6. Decision to Leave, dir. Park Chan-wook
The sensual details of Decision to Leave are rarely explicit, however, they are all undeniably erotic. A man, detective Jang Hae-jun (Park Hae-il) and a woman, a murder suspect, Song Seo-rae (Tang Wei) share a sushi meal. Then they work together, with an unspoken understand, to clean up the table. On the surface, there's nothing here. The detective can explain to anybody that he's just doing a job, just tidying up. But their coordination is too perfect. It all looks rehearsed, too natural, the man's movements leading right to the woman's, as if they've known each other their entire lives.

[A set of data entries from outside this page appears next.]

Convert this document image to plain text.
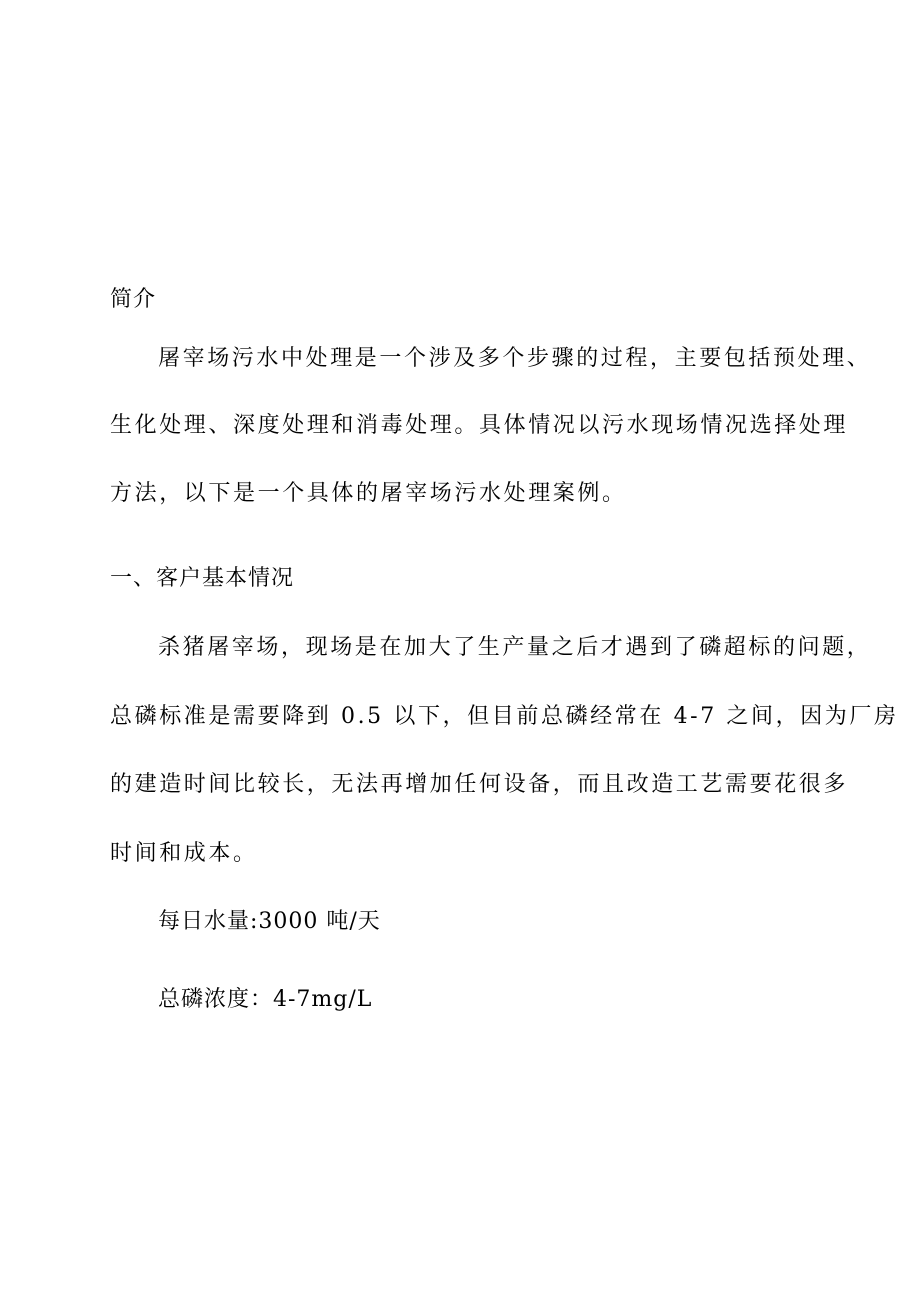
简介
屠宰场污水中处理是一个涉及多个步骤的过程，主要包括预处理、
生化处理、深度处理和消毒处理。具体情况以污水现场情况选择处理
方法，以下是一个具体的屠宰场污水处理案例。
一、客户基本情况
杀猪屠宰场，现场是在加大了生产量之后才遇到了磷超标的问题，
总磷标准是需要降到 0.5 以下，但目前总磷经常在 4-7 之间，因为厂房
的建造时间比较长，无法再增加任何设备，而且改造工艺需要花很多
时间和成本。
每日水量:3000 吨/天
总磷浓度：4-7mg/L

Park Chan-wook's previous movie, The Handmaiden (the best movie of 2016, btw) showed sexual acts of all kinds. Yet, the hottest moment of that movie had to be the tooth filing scene set in a bathtub, where one character reaches inside another's mouth to perform some amateur dentistry. Chan-wook can perform wonders with simple acts of intimacy. In Decision to Leave, Seo-rae will reach into the detective's pockets and use his chapstick on her lips. Clearly too familiar. It is a line crossed of his biology coming into contact with her own. But still, it's just some lip balm, right? No, this is a red-hot love affair kept quiet, but screaming with intensity. Meanwhile, Hae-jun will go home to be with his wife, Jang-an (Lee Jung-hyun) and they're strangers to each other. It is not lovemaking, it's a routine, like flossing your teeth.
Decision to Leave's actual romance is complicated and perverted. There's a recurring figure in Chan-wook's films: the strange seemingly innocent woman that is much more than she seems. A kind of vamp that the hero ends up loving in spite of - or maybe because of - the manipulation. This is Tae-ju in Thirst, Hideko in The Handmaiden, and in Decision to Leave, Seo-rae. The men in their lives are humiliated and emotionally disintegrated by these women, yet keep coming back for more.
In this case, Seo-rae's husband has died while rock climbing (if you're feeling any Vertigo, that is not by accident). This seems like a very neat open and closed case of misadventure, an easy one to take down from the big Murder Board. Seo-rae is a Chinese immigrant whose Korean is strategically bad, but her alibi is airtight, and she's even able to help solve one of Hae-jun's other cases for him. Hae-jun seems genre-aware enough to know this is all too neat, a story like this has to have twist, or three, which is what seems to drive him to her in the first place.
There's a lot of very clever details in the plotting in Decision to Leave. I wish I had caught this detail, more eagle-eyed critics than me noticed this: Soe-rae's apartment has this blue and white wallpaper full of triangular figures. The first half of the movie is all about a murder on a mountain, so you see them as snowy peaks. But the second half of Decision to Leave is all about water: there's a new murder in a pool, and the ending is a heartbreaker on a beach. Now what is that wallpaper? Waves in the ocean. Decision to Leave's structure is one of the more clever narrative machines of the year. Just when you think you have the mystery fully solved, there's another complicating wrinkle, another problem that cannot be solved. Which is exactly what Hae-jun seems to be after.
Decision to Leave is also a gorgeous, damn movie, one of the best-shot films of the year. It is all full of reflections and mirrors and windows. We see Seo-rae's dead husband on the ground with ants crawling over his lifeless eyeballs. Then we cut to the corpse's POV with ants marching across the frame. The windows are often frames to see what is a constructed reality. Hae-jun stalks Seo-rae for the case and imagines himself in her room while watching from across the street. Park Hae-il is even added to the scene of her apartment, signifying his character imagining himself there despite the distance. But you always get the sense that somehow Seo-rae is somehow observing this man back. Even while her back is turned, she somehow can see her man better than he can see her.
While being one of the best thrillers of the year, Decision to Leave also is one of most brutal tragedies. You really wish that Hae-jun could simply renounce policing and join with Seo-rae in a long spree of complicated crimes. But instead he is rewarded with the most devastating unsolvable crime. Seo-rae becomes his perfect mystery, forever stealing his soul to her own.